To the TV generation of impressionable children, they are remembered as the slightly naughty duo who broke the King Street Bridge: after a structural failure in July 1962 they filmed a segment for their show where they dropped a coconut and pretended to crack the bridge accidentally. Zig and Zag appeared on the annual HSV7 Good Friday Appeal, a telethon for Royal Children's Hospital, for more than forty years.
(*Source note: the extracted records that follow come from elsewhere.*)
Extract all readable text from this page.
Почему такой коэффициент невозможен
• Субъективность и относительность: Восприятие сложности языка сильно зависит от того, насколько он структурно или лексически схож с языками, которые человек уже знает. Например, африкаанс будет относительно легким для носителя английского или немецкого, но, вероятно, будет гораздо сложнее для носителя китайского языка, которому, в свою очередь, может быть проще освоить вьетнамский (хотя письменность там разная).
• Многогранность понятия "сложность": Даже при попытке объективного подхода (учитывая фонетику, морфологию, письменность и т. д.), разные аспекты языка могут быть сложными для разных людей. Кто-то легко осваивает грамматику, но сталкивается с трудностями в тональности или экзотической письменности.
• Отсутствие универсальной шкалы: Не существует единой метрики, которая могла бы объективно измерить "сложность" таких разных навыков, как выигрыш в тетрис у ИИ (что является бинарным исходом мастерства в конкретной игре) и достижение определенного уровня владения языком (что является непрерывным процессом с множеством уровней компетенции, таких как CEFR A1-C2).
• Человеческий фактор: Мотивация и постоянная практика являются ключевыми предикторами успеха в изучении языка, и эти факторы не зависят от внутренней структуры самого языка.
In February 1999, Zig and Zag were named as Moomba Monarchs, a festival that they had been associated with for 44 years, but they were stood down before being crowned in March. Revelations of Perry's indecent assaults on his granddaughter, from his 1994 trial, were broadcast on current affairs show Today Tonight. Since the duo's act was always aimed at children, it was irreparably ruined, and after the scandal, the pair never spoke to each other again.

Doug McKenzie

Douglas McKenzie (Zag) was born on 22 March 1918 in Gloucester, England. He enlisted in the Australian Army on 12 July 1940 during World War II and became a prisoner of war at Changi. As a corporal, McKenzie, and another prisoner, Bill West, annually ran a mock version of the Melbourne Cup in the prison by using bull frogs. In 1942 his frog, Greenbottle, won the mock cup trophy: made of cardboard, which McKenzie cherished upon return to Australia in 1945. He was discharged on 17 January 1946.

Whilst appearing on-air as Zag, he also produced many programs for HSV7, including Club 7, Hold Everything and Junior Jamboree. In 2002 McKenzie was the inaugural recipient of Variety's Heart of Show Business Award. Doug Christie, chairman of Variety, the children's charity, said that McKenzie was awarded for his long service to "Melbourne's entertainment industry and his commitment to children's charity". McKenzie died on 4 August 2004, aged 86.

Jack Perry

Jack Perry (Zig) was born in 1917 and made many TV appearances outside his clown character, including as an actor in drama series such as Homicide, Division 4 (1970), Matlock Police (1971) and Prisoner (in nine episodes from 1979 to 1985). He had a supporting role in the feature film, Dimboola (1979). Perry appeared in the 1997 TV series, State Coroner. In November 2006, it was reported that Perry had died in April, aged around 88-89, with furniture marked "Heritage" and "Once belonged to Zig the Clown" being sold by the Salvation Army's South Melbourne store. His vintage Peters Ice Cream Cone Hat was held at Australian Centre for the Moving Image museum, in Federation Square, it apparently dates back to the 1950s

Child abuse scandal

In March 1999, Zig and Zag stood down from the Moomba festival after they had been announced as Moomba Monarchs. It was disclosed that, in 1994, at Heidelberg Magistrates' Court, Perry had "pleaded guilty to seven counts of unlawful indecent assault against his granddaughter", Debra Clark, which had occurred "from the age of 12, between 1979 and 1981, while she lived with her grandparents". In 1999, other allegations of indecent assault of children also surfaced. Clark revealed that she had been indecently assaulted, by Perry, during an interview with Tracee Hutchison on television current affairs show, Today Tonight just before Perry (as Zig) with McKenzie (as Zag), were due to be crowned. The Moomba committee was devastated, and announced that there would be no replacement for the duo. Subsequent festivals had no monarch until 2010 when singer Kate Ceberano and Molly Meldrum were announced as Queen and King of Moomba respectively.

In 2011 allegations of paedophilia against Roy Lyons dating back to the 1960s were revealed by Derryn Hinch.